Famílias que vêm de fora para ter filhos aqui precisam de um lugar para ficar. As que decidem permanecer precisam comprar. As que investem no futuro dos filhos buscam patrimonializar essa decisão em metros quadrados.
Quando uma cidade é escolhida por famílias do mundo inteiro como o lugar certo para começar uma vida, seu mercado imobiliário reflete isso. E o de Florianópolis reflete. Consistentemente, ano após ano.
A questão não é se Floripa é uma boa cidade para criar filhos. Os russos, os ucranianos, os argentinos e os brasileiros de outros estados já responderam isso.

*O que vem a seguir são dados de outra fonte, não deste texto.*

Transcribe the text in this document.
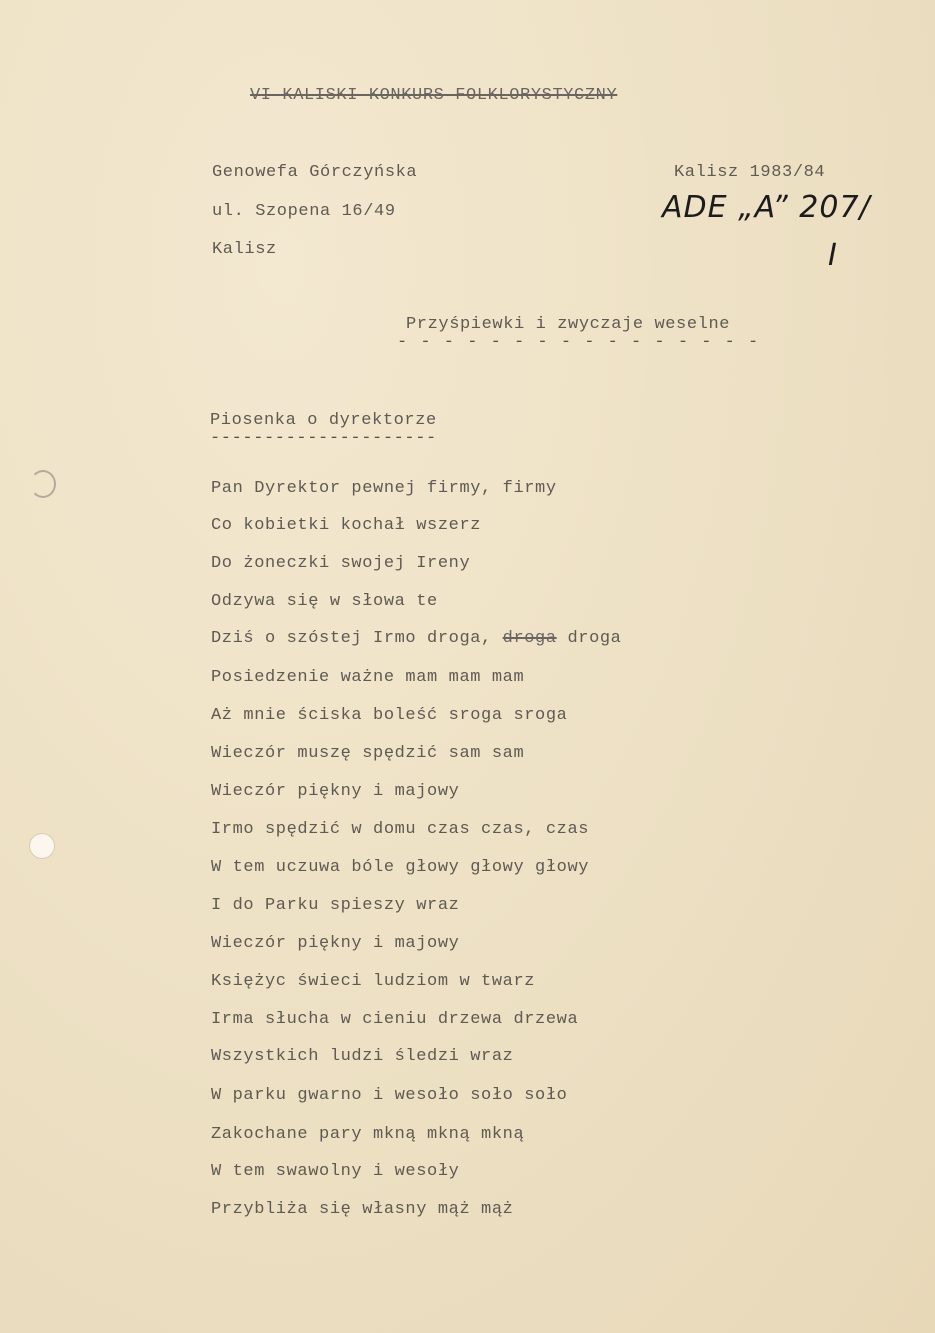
VI KALISKI KONKURS FOLKLORYSTYCZNY
Genowefa Górczyńska
ul. Szopena 16/49
Kalisz
Kalisz 1983/84
ADE „A” 207/
I
Przyśpiewki i zwyczaje weselne
- - - - - - - - - - - - - - - -
Piosenka o dyrektorze
---------------------
Pan Dyrektor pewnej firmy, firmy
Co kobietki kochał wszerz
Do żoneczki swojej Ireny
Odzywa się w słowa te
Dziś o szóstej Irmo droga, droga droga
Posiedzenie ważne mam mam mam
Aż mnie ściska boleść sroga sroga
Wieczór muszę spędzić sam sam
Wieczór piękny i majowy
Irmo spędzić w domu czas czas, czas
W tem uczuwa bóle głowy głowy głowy
I do Parku spieszy wraz
Wieczór piękny i majowy
Księżyc świeci ludziom w twarz
Irma słucha w cieniu drzewa drzewa
Wszystkich ludzi śledzi wraz
W parku gwarno i wesoło soło soło
Zakochane pary mkną mkną mkną
W tem swawolny i wesoły
Przybliża się własny mąż mąż
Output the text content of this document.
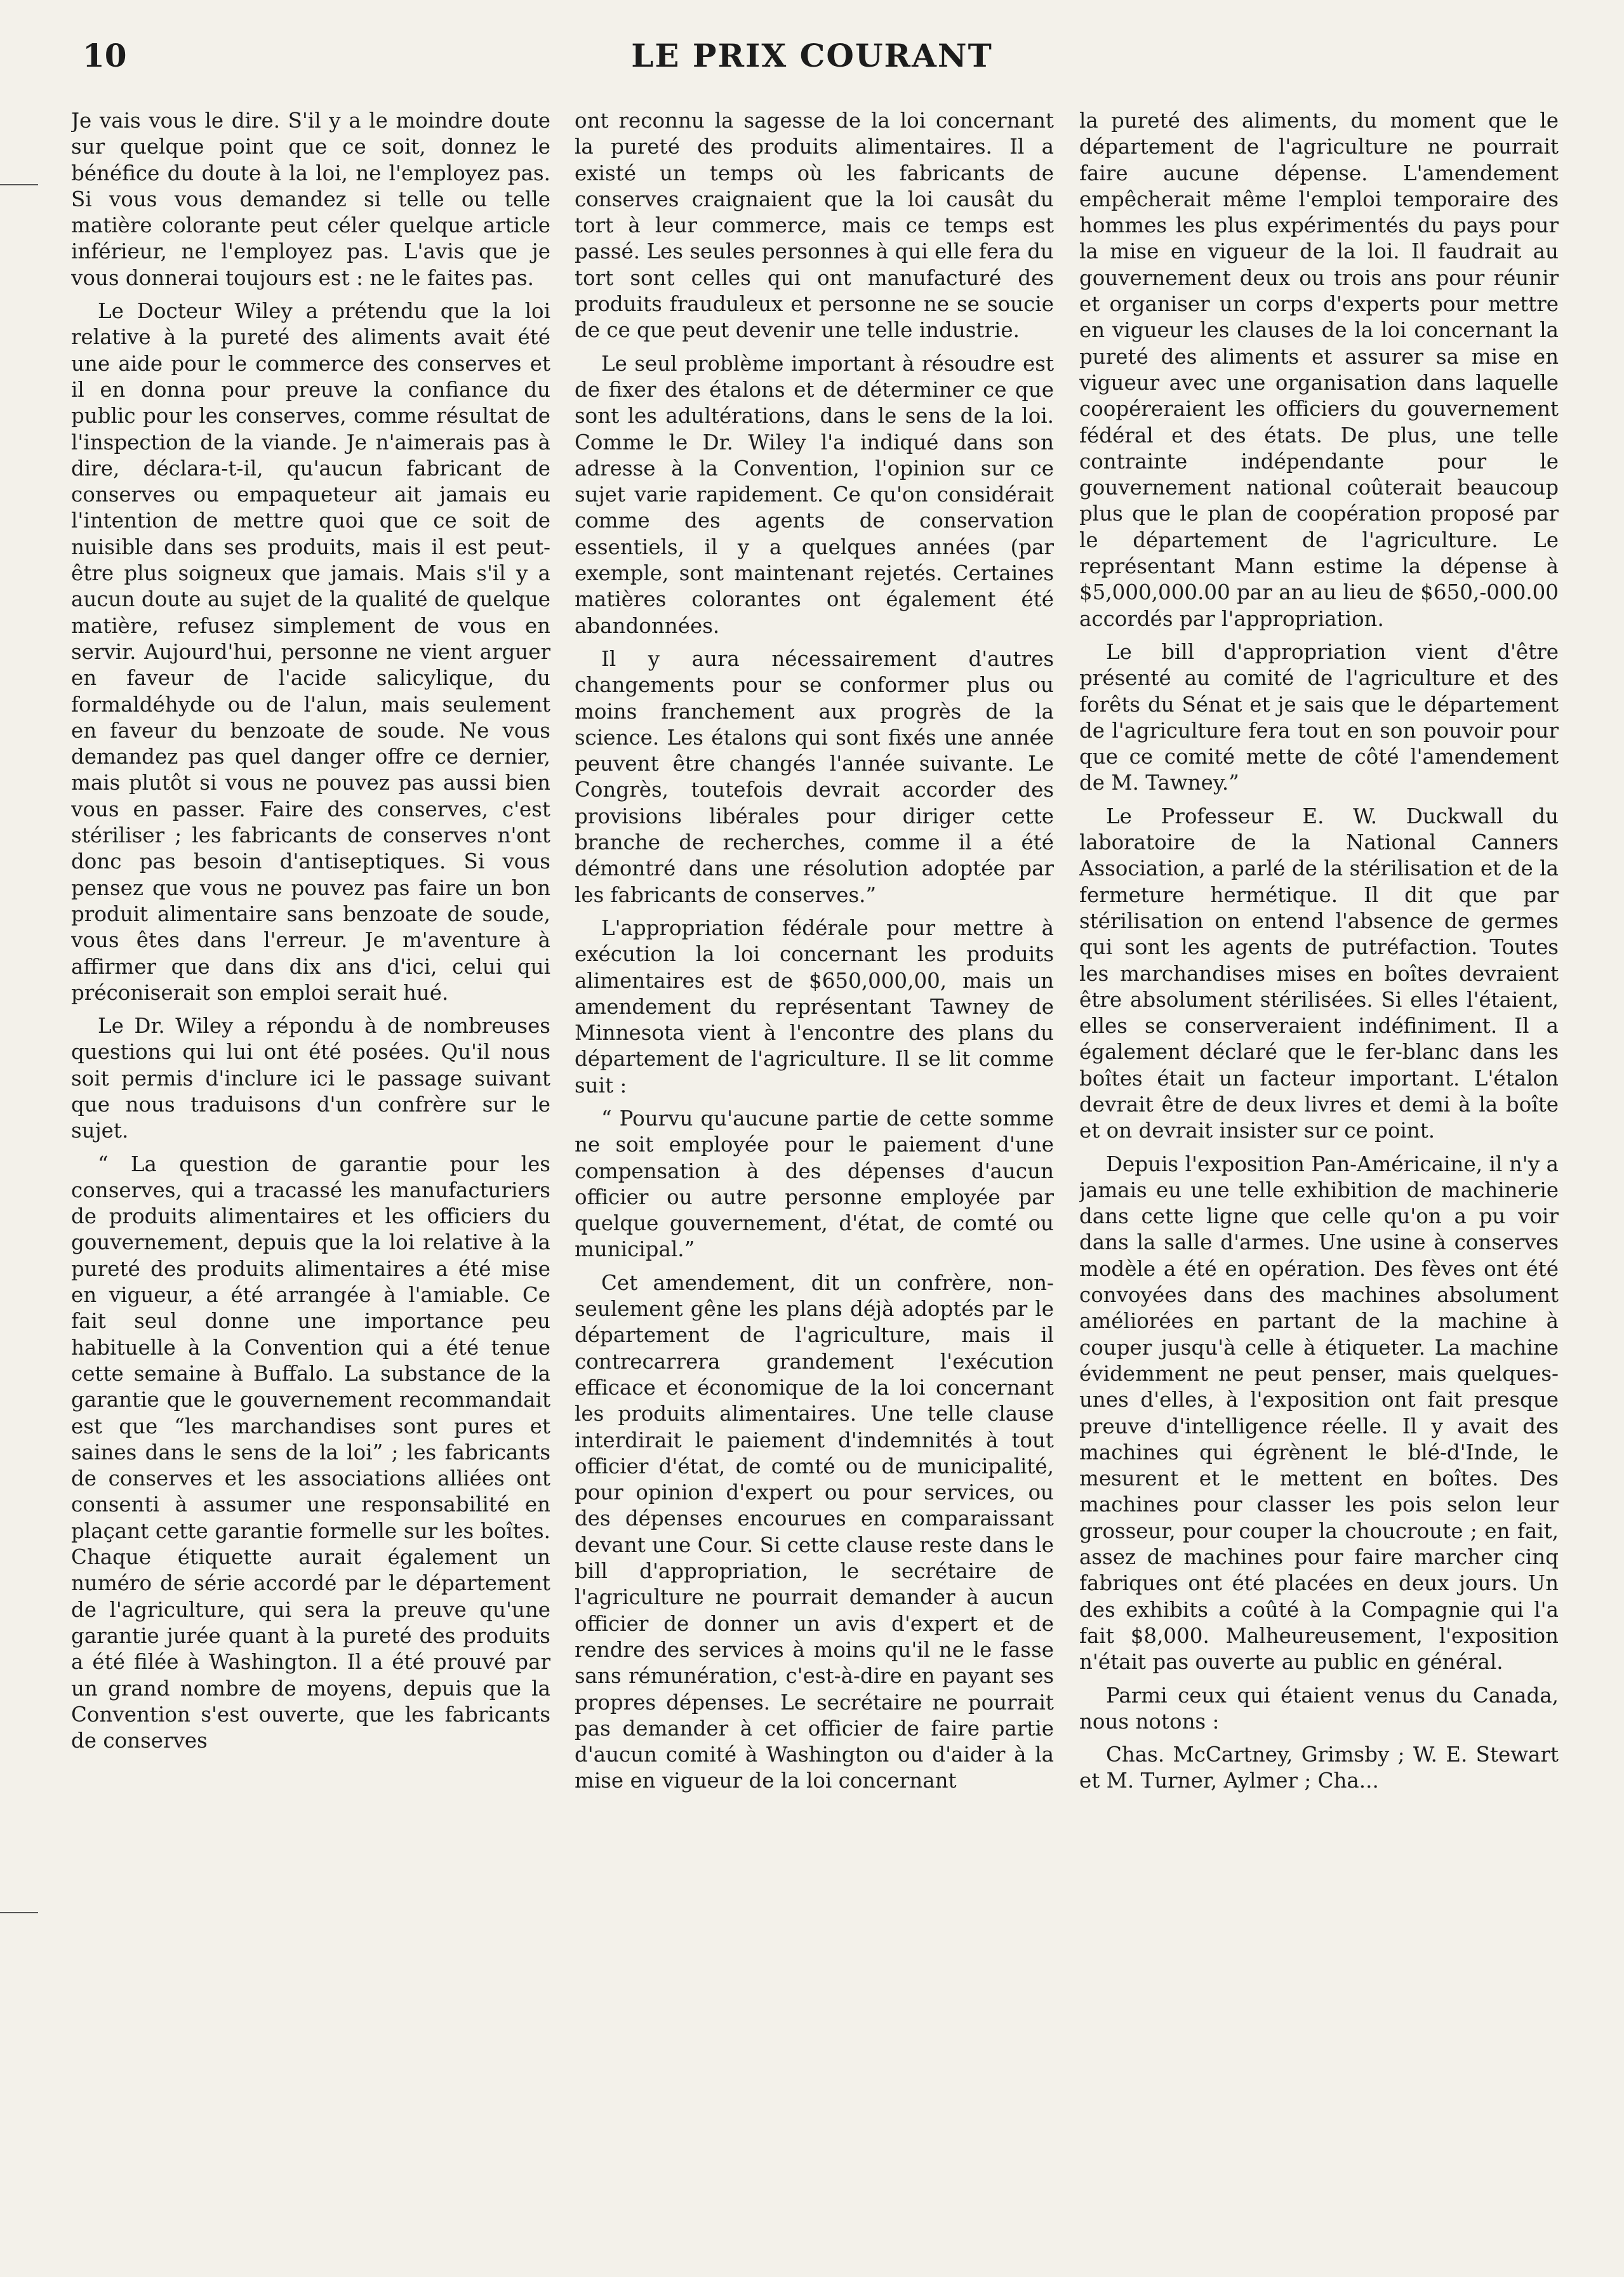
10	LE PRIX COURANT

Je vais vous le dire. S'il y a le moindre doute sur quelque point que ce soit, donnez le bénéfice du doute à la loi, ne l'employez pas. Si vous vous demandez si telle ou telle matière colorante peut céler quelque article inférieur, ne l'employez pas. L'avis que je vous donnerai toujours est : ne le faites pas.

Le Docteur Wiley a prétendu que la loi relative à la pureté des aliments avait été une aide pour le commerce des conserves et il en donna pour preuve la confiance du public pour les conserves, comme résultat de l'inspection de la viande. Je n'aimerais pas à dire, déclara-t-il, qu'aucun fabricant de conserves ou empaqueteur ait jamais eu l'intention de mettre quoi que ce soit de nuisible dans ses produits, mais il est peut-être plus soigneux que jamais. Mais s'il y a aucun doute au sujet de la qualité de quelque matière, refusez simplement de vous en servir. Aujourd'hui, personne ne vient arguer en faveur de l'acide salicylique, du formaldéhyde ou de l'alun, mais seulement en faveur du benzoate de soude. Ne vous demandez pas quel danger offre ce dernier, mais plutôt si vous ne pouvez pas aussi bien vous en passer. Faire des conserves, c'est stériliser ; les fabricants de conserves n'ont donc pas besoin d'antiseptiques. Si vous pensez que vous ne pouvez pas faire un bon produit alimentaire sans benzoate de soude, vous êtes dans l'erreur. Je m'aventure à affirmer que dans dix ans d'ici, celui qui préconiserait son emploi serait hué.

Le Dr. Wiley a répondu à de nombreuses questions qui lui ont été posées. Qu'il nous soit permis d'inclure ici le passage suivant que nous traduisons d'un confrère sur le sujet.

“ La question de garantie pour les conserves, qui a tracassé les manufacturiers de produits alimentaires et les officiers du gouvernement, depuis que la loi relative à la pureté des produits alimentaires a été mise en vigueur, a été arrangée à l'amiable. Ce fait seul donne une importance peu habituelle à la Convention qui a été tenue cette semaine à Buffalo. La substance de la garantie que le gouvernement recommandait est que “les marchandises sont pures et saines dans le sens de la loi” ; les fabricants de conserves et les associations alliées ont consenti à assumer une responsabilité en plaçant cette garantie formelle sur les boîtes. Chaque étiquette aurait également un numéro de série accordé par le département de l'agriculture, qui sera la preuve qu'une garantie jurée quant à la pureté des produits a été filée à Washington. Il a été prouvé par un grand nombre de moyens, depuis que la Convention s'est ouverte, que les fabricants de conserves

ont reconnu la sagesse de la loi concernant la pureté des produits alimentaires. Il a existé un temps où les fabricants de conserves craignaient que la loi causât du tort à leur commerce, mais ce temps est passé. Les seules personnes à qui elle fera du tort sont celles qui ont manufacturé des produits frauduleux et personne ne se soucie de ce que peut devenir une telle industrie.

Le seul problème important à résoudre est de fixer des étalons et de déterminer ce que sont les adultérations, dans le sens de la loi. Comme le Dr. Wiley l'a indiqué dans son adresse à la Convention, l'opinion sur ce sujet varie rapidement. Ce qu'on considérait comme des agents de conservation essentiels, il y a quelques années (par exemple, sont maintenant rejetés. Certaines matières colorantes ont également été abandonnées.

Il y aura nécessairement d'autres changements pour se conformer plus ou moins franchement aux progrès de la science. Les étalons qui sont fixés une année peuvent être changés l'année suivante. Le Congrès, toutefois devrait accorder des provisions libérales pour diriger cette branche de recherches, comme il a été démontré dans une résolution adoptée par les fabricants de conserves.”

L'appropriation fédérale pour mettre à exécution la loi concernant les produits alimentaires est de $650,000,00, mais un amendement du représentant Tawney de Minnesota vient à l'encontre des plans du département de l'agriculture. Il se lit comme suit :

“ Pourvu qu'aucune partie de cette somme ne soit employée pour le paiement d'une compensation à des dépenses d'aucun officier ou autre personne employée par quelque gouvernement, d'état, de comté ou municipal.”

Cet amendement, dit un confrère, non-seulement gêne les plans déjà adoptés par le département de l'agriculture, mais il contrecarrera grandement l'exécution efficace et économique de la loi concernant les produits alimentaires. Une telle clause interdirait le paiement d'indemnités à tout officier d'état, de comté ou de municipalité, pour opinion d'expert ou pour services, ou des dépenses encourues en comparaissant devant une Cour. Si cette clause reste dans le bill d'appropriation, le secrétaire de l'agriculture ne pourrait demander à aucun officier de donner un avis d'expert et de rendre des services à moins qu'il ne le fasse sans rémunération, c'est-à-dire en payant ses propres dépenses. Le secrétaire ne pourrait pas demander à cet officier de faire partie d'aucun comité à Washington ou d'aider à la mise en vigueur de la loi concernant

la pureté des aliments, du moment que le département de l'agriculture ne pourrait faire aucune dépense. L'amendement empêcherait même l'emploi temporaire des hommes les plus expérimentés du pays pour la mise en vigueur de la loi. Il faudrait au gouvernement deux ou trois ans pour réunir et organiser un corps d'experts pour mettre en vigueur les clauses de la loi concernant la pureté des aliments et assurer sa mise en vigueur avec une organisation dans laquelle coopéreraient les officiers du gouvernement fédéral et des états. De plus, une telle contrainte indépendante pour le gouvernement national coûterait beaucoup plus que le plan de coopération proposé par le département de l'agriculture. Le représentant Mann estime la dépense à $5,000,000.00 par an au lieu de $650,-000.00 accordés par l'appropriation.

Le bill d'appropriation vient d'être présenté au comité de l'agriculture et des forêts du Sénat et je sais que le département de l'agriculture fera tout en son pouvoir pour que ce comité mette de côté l'amendement de M. Tawney.”

Le Professeur E. W. Duckwall du laboratoire de la National Canners Association, a parlé de la stérilisation et de la fermeture hermétique. Il dit que par stérilisation on entend l'absence de germes qui sont les agents de putréfaction. Toutes les marchandises mises en boîtes devraient être absolument stérilisées. Si elles l'étaient, elles se conserveraient indéfiniment. Il a également déclaré que le fer-blanc dans les boîtes était un facteur important. L'étalon devrait être de deux livres et demi à la boîte et on devrait insister sur ce point.

Depuis l'exposition Pan-Américaine, il n'y a jamais eu une telle exhibition de machinerie dans cette ligne que celle qu'on a pu voir dans la salle d'armes. Une usine à conserves modèle a été en opération. Des fèves ont été convoyées dans des machines absolument améliorées en partant de la machine à couper jusqu'à celle à étiqueter. La machine évidemment ne peut penser, mais quelques-unes d'elles, à l'exposition ont fait presque preuve d'intelligence réelle. Il y avait des machines qui égrènent le blé-d'Inde, le mesurent et le mettent en boîtes. Des machines pour classer les pois selon leur grosseur, pour couper la choucroute ; en fait, assez de machines pour faire marcher cinq fabriques ont été placées en deux jours. Un des exhibits a coûté à la Compagnie qui l'a fait $8,000. Malheureusement, l'exposition n'était pas ouverte au public en général.

Parmi ceux qui étaient venus du Canada, nous notons :

Chas. McCartney, Grimsby ; W. E. Stewart et M. Turner, Aylmer ; Cha...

A questão é: você vai esperar mais para tomar essa decisão?
Sou o Cristian Thume, corretor de imóveis em Florianópolis. Se você está pensando em trazer sua família para cá, ou em investir num mercado que famílias do mundo inteiro já descobriram, me chama. Vou te ajudar a entender onde e como.
@cristian.thume · CRECI/SC 74.589-F
Fontes: Deutsche Welle Brasil (reportagem sobre turismo de parto russo em Florianópolis, março 2023) · NSC Total (dados da Secretaria de Saúde de SC, 2023) · Henley Passport Index 2025 (Henley & Partners / IATA) · Atlas de Segurança Pública 2024 (Ipea + Fórum Brasileiro de Segurança Pública) · Anuário Cidades Mais Seguras do Brasil 2025 (MySide / IBGE / Ministério da Saúde) · Atlas do Desenvolvimento Humano no Brasil (PNUD, Ipea, FJP) · Rede de Inovação de Florianópolis / ACATE (dados econômicos 2025) · Censo Demográfico 2022 (IBGE)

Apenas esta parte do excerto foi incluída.